Nasscom’s new Data Security Watchdog: it has bark, will it have bite?

It seems Nasscom is trying to address the information security perception problem in India by creating a new Data Security Watchdog (as reported in CIO India).

The National Association of Software and Services Companies (Nasscom) is setting up a watchdog organization that will focus on the introduction and monitoring of best data security and privacy practices in the country's IT services, call center and business process outsourcing industries. The move is one of several measures by Nasscom and the IT industry to strengthen data security and privacy in the Indian call center and BPO industries.

"We are planning a self-regulatory organization (SRO) that will be initially set up by Nasscom, but will operate independently with an independent chief executive officer and board," said Sunil Mehta, vice president of Nasscom in Delhi.

"Being a member of the SRO will in effect be a certification, as member companies will have to follow the best practices specified by the SRO," he said.
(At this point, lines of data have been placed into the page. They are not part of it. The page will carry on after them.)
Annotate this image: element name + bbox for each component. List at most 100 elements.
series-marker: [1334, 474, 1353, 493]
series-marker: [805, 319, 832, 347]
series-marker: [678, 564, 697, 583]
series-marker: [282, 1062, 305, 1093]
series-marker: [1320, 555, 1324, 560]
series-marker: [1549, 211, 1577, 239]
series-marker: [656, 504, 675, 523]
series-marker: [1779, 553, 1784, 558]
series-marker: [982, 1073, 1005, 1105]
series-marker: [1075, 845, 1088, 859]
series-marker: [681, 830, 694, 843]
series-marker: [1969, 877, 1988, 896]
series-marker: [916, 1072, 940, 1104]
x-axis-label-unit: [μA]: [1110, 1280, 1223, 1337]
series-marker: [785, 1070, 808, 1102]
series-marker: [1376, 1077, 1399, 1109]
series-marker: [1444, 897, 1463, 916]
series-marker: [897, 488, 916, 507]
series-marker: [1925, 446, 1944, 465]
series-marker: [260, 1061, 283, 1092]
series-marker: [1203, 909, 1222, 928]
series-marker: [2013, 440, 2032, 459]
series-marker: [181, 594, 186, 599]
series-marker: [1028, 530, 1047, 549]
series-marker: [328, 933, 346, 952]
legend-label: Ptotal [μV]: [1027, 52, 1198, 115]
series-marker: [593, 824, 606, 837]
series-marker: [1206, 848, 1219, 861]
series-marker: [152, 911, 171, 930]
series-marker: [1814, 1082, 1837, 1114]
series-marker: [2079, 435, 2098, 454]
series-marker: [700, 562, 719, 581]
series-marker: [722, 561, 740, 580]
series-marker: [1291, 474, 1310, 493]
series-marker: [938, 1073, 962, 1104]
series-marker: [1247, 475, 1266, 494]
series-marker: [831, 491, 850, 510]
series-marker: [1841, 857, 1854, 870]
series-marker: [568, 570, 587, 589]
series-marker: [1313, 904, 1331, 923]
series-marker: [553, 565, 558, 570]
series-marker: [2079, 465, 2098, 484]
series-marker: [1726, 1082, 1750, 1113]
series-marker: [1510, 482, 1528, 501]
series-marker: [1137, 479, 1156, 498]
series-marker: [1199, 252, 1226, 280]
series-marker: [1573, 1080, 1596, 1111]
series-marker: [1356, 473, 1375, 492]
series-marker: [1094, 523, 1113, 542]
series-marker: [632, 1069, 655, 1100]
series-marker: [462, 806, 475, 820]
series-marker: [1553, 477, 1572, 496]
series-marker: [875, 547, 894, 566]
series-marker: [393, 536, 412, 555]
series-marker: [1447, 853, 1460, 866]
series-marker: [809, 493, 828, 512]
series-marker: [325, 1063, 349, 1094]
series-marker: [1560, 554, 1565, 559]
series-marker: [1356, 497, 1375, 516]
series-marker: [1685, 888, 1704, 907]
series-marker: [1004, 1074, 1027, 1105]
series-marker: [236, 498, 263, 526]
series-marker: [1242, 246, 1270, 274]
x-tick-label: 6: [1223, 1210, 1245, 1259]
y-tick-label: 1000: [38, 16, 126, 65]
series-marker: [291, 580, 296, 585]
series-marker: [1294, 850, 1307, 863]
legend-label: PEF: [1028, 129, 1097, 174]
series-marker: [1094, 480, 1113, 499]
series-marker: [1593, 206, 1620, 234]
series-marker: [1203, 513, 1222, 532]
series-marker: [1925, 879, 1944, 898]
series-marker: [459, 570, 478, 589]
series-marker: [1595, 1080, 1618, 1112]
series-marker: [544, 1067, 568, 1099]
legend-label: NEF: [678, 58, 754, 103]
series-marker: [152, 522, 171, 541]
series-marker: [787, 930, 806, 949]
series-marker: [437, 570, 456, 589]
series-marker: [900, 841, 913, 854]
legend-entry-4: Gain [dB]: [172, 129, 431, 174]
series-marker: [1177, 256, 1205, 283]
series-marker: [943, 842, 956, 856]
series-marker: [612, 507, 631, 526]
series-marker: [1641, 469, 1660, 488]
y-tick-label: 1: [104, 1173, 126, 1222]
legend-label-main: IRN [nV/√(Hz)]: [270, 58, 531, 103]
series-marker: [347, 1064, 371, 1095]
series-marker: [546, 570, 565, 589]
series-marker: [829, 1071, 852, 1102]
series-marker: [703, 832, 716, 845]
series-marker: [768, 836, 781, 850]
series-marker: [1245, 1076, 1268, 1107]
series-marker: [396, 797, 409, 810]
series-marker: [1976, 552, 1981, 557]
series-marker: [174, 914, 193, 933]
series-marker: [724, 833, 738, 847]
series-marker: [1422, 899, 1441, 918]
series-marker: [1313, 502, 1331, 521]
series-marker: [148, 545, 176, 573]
Besides setting benchmarks and training companies on the best data protection and data privacy practices, the new organization will also have the authority to punish and expel erring member companies

The SRO will be funded for one year by Nasscom, which has budgeted Rs 1.35 crore for the purpose. After the first year, the SRO is expected to finance itself from membership, training, and audit fees.

This sounds like a great idea, especially as this organization can become a forum for sharing information security best practices. I have been impressed by the information security and fraud detection methodologies used by some Indian vendors and if they start helping each other they can improve even more rapidly. I am a firm believer in incentives, and here I think the outsourcing vendors’ incentives are properly aligned: When one Indian outsourcer has an information security or fraud problem, every Indian outsourcing vendor suffers from the negative press. Japanese manufacturers helped each other build the “made in Japan = quality” perception, Indian outsourcing firms have to do likewise.

I am however not sanguine about the incentives for the enforcement component of this watchdog. After the first year, the watchdog will be funded by the dues paid by its membership and the only way for it to punish a member would be to “expel” the “erring member” and thus lose their “membership, training, and audit fees.” This sounds like classic incentive misalignment. I hope that the Nasscom leadership will address this problem before the organization goes live. Perhaps the organization could be funded by the outsourcing customers instead? Rs 1.35 crore (approximately $300,000) split among even thirty large outsourcing customers sounds like a very good investment. If that $10,000 a year helps them avoid a single information security breach, or more likely a PR headache, it would be money well-spent.